Following some recent criticism of excessive passing speed by wb Jena, the big CRT display boat I and others helm around the London area, I wrote round to fellow volunteers, not all of whom are experienced boaters, reminding of our obligation to pass moored boats at a slow pace. Now you have to bear in mind that Jena is not normally used for pleasure or leisure cruising. Usually she has to be delivered somewhere by a certain time, and at this time of year, with it getting dark early, the schedule can be quite challenging. Add to that the proliferation of moored boats around London and you can begin to see the problem.One volunteer went as far as to say that because Jena was on a job and on a deadline, she had the right to keep a move on.

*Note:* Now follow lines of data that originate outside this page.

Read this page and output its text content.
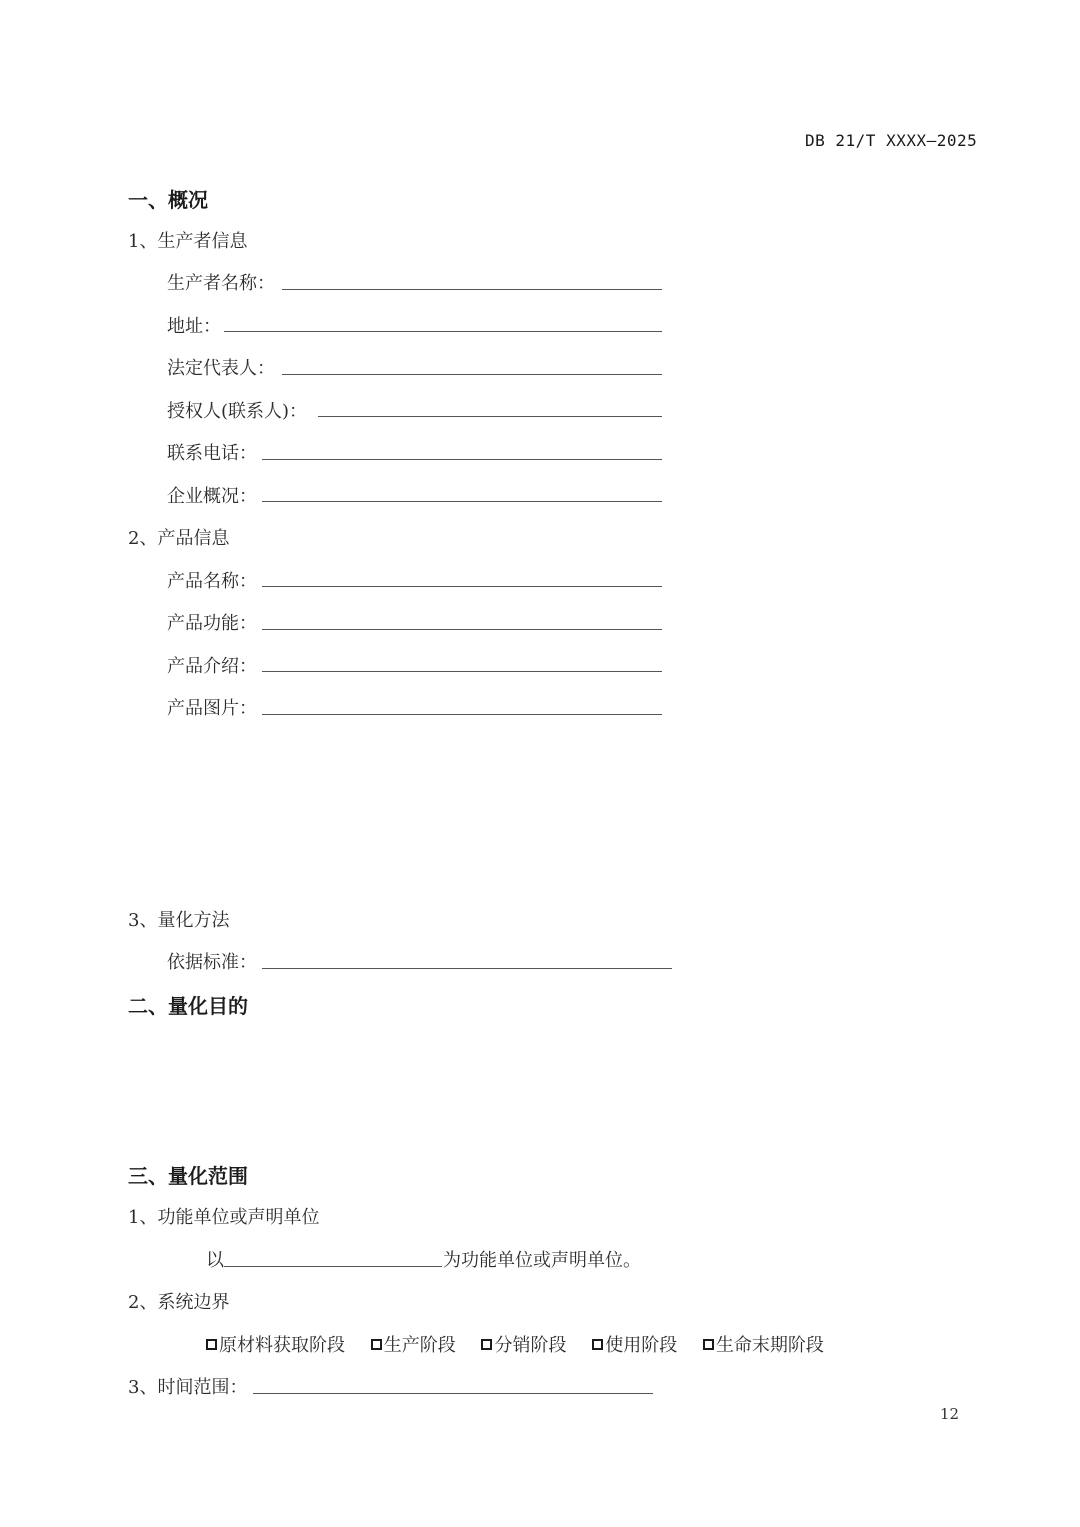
DB 21/T XXXX—2025
一、概况
1、生产者信息
生产者名称：
地址：
法定代表人：
授权人(联系人)：
联系电话：
企业概况：
2、产品信息
产品名称：
产品功能：
产品介绍：
产品图片：
3、量化方法
依据标准：
二、量化目的
三、量化范围
1、功能单位或声明单位
以	为功能单位或声明单位。
2、系统边界
原材料获取阶段
生产阶段
分销阶段
使用阶段
生命末期阶段
3、时间范围：
12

Well I don’t know about you but I can’t agree with that. Passing another boat at such a speed that it may cause it to bang about, or pull out the mooring pins is to me unacceptable at any time, working or no. “Well how fast is too fast?”, asks my frustrated friend. Aah well, that all depends doesn’t it? If the canal is shallow or narrow, then it might be tick over. If the canal is wide and deep then a couple of mph might be ok. My answer was to say that you have to watch the boats you are passing and you adjust your speed so that you don’t pull them about as you pass. So I don’t always agree with the common signs telling you to pass at tick over as that is sometimes unnecessarily slow. Tickover on Herbie is barely a crawl. Any comments for me to pass on to my volunteer colleagues would be interesting and welcome.

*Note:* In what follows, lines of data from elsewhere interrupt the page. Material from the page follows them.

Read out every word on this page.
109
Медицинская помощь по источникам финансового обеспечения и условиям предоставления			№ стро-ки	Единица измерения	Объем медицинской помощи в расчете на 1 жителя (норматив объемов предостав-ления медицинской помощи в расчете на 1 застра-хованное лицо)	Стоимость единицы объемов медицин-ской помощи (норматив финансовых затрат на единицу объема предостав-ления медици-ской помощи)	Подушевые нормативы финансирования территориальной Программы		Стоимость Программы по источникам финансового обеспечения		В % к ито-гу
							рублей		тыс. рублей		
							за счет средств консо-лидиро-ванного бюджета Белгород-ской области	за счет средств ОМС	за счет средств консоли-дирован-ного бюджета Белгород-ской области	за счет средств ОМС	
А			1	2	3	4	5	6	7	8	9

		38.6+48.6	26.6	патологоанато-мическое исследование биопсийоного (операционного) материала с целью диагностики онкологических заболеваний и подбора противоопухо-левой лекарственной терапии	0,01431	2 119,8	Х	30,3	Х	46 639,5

Now then, what’s all this python business? Well really it’s because I can’t resist an attention grabbing headline. No I have not been wrestling snakes, but I have recently been teaching myself Python which is a popular computer language. I confess that over the years I have done a fair bit of programming in other languages too, but one I’ve not used before and I quite like it. In this instance I’ve been using it to program the BBC Microbit, which must be the coolest little gadget I’ve seen in years. I bought one for Grace to play with, which she does, but I liked it so much I bought another one for me. If you have two of them they can talk to each other.
As you can see, it’s tiny, but don’t let that fool you. I’ve used it to make a compass, an infrared burglar alarm, a messaging pager, a voltmeter, a scrolling Christmas message display, a light meter, a stopwatch, a thermostatic fan speed controller, a spirit level, a thermometer, a pogo stick bounce counter, a mobile phone finder and a lot more I can’t recall right now. What I need to do now is to think of things to use it for aboard Herbie. I’m sure there are loads of applications.
You don’t have to learn Python to do this stuff. Most of it can be done with a really simple lego block type approach which is literally child’s play. Yes, and I do mean literally. You can pickup a Microbit for about £13. School kids aged 12 are getting them for free. For most of the things I have listed above, you don’t need anything else at all, except a home computer to programme it from. You can even program it with a smartphone or tablet. If you are Christmas shopping for cheap presents for your friendly Nerd or Geek, look no further. If anyone lese out there is playing with Microbits and inventing boating gadgets with it I love to hear from them.